We spoke with the registered manager who told us that health care professionals sometimes visit the service to advise and train the staffing team on specific conditions and care topics. However, they advised that they do not keep records of the content, who attended or what good practice guidance or national standards are referred to. The registered manager told us that ‘informal conversations’ with staff were conducted but these were not recorded, and no formal supervisions were conducted. Staff told us they had regular supervision either face to face or virtually in a group. Staff told us the training programmes enabled them to deliver the care and support people needed. They said, they felt supported and could approach the registered manager at any time. Staff told us, “I do both single and double call. We are always going together in a comp-any car.” Another member of staff said, “I do double up care. We both go together in the same car and reach same time. When there is traffic, I get late and will let know service user that I will be late and inform office as well.” Another member of staff commented, “The office had introduced electronic call monitoring (ECM) 2 weeks ago; and have not perfected about login and log out timings at all, the office is working on it with the ECM service provider.”

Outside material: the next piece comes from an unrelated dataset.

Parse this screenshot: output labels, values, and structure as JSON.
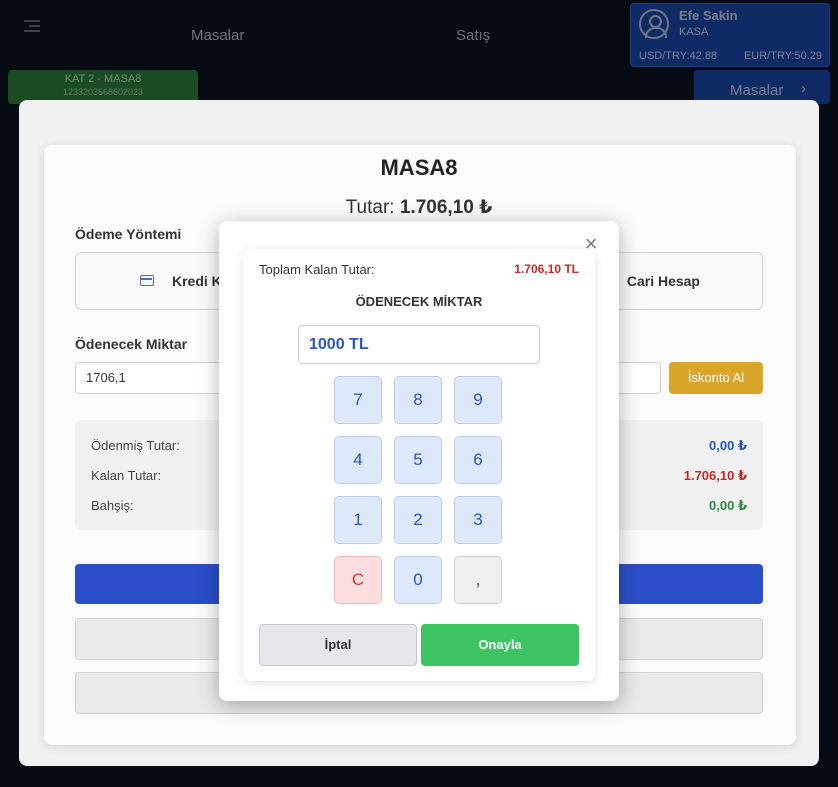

Systems in place for oversight of staff recruitment, training, supervision and appraisal and staff competencies were not fully embedded placing people using the service at risk of receiving unsafe care and support. Staff recruitment processes did not follow safe recruitment practices and several staff were employed without prior care work experience or skills. There were no interview records kept within staff recruitment files. There were no systems in place to provide staff with appropriate ongoing supervision, appraisal, and support within their roles to confirm their competence within their roles was maintained. Notwithstanding the above, we found staff completed training required including refresher courses to carry out their roles. The training covered areas such as basic food hygiene, health and safety, moving and handling, infection prevention and control, promoting privacy and dignity, administration of medicine, mental capacity act, and falls prevention. Some of these were done with the help of external professionals. For example, about catheter care The service maintained an electronic call monitoring (ECM) system to monitor staff attendance and punctuality. We found of 338 calls; 148 calls were more than 15 minutes late (44%) including 73 which were more than 45 minutes late (22%). There were 146 short calls (43%). A short call is when less than half the planned time is delivered. We found there were 20 double handed calls, of these 12 calls (60%) 2 staff spent less than 15 minutes together on call. Although, we did not find any evidence of harm to people, but this issue required improvement. We found some calls were scheduled for staff to be in 2 places at the same time. For example, there were 91.5 pairs of calls where staff were logged in at two locations simultaneously. There were no travel time allotted between two calls. For example, out of 338 calls, 88 had no travel time. (26.0%), which impacted on staff ability to arrive promptly.

Infection prevention and control

Score: 2

We did not look at Infection prevention and control during this assessment. The score for this quality statement is based on the previous rating for Safe.

Medicines optimisation

Score: 2

We did not look at Medicines optimisation during this assessment. The score for this quality statement is based on the previous rating for Safe.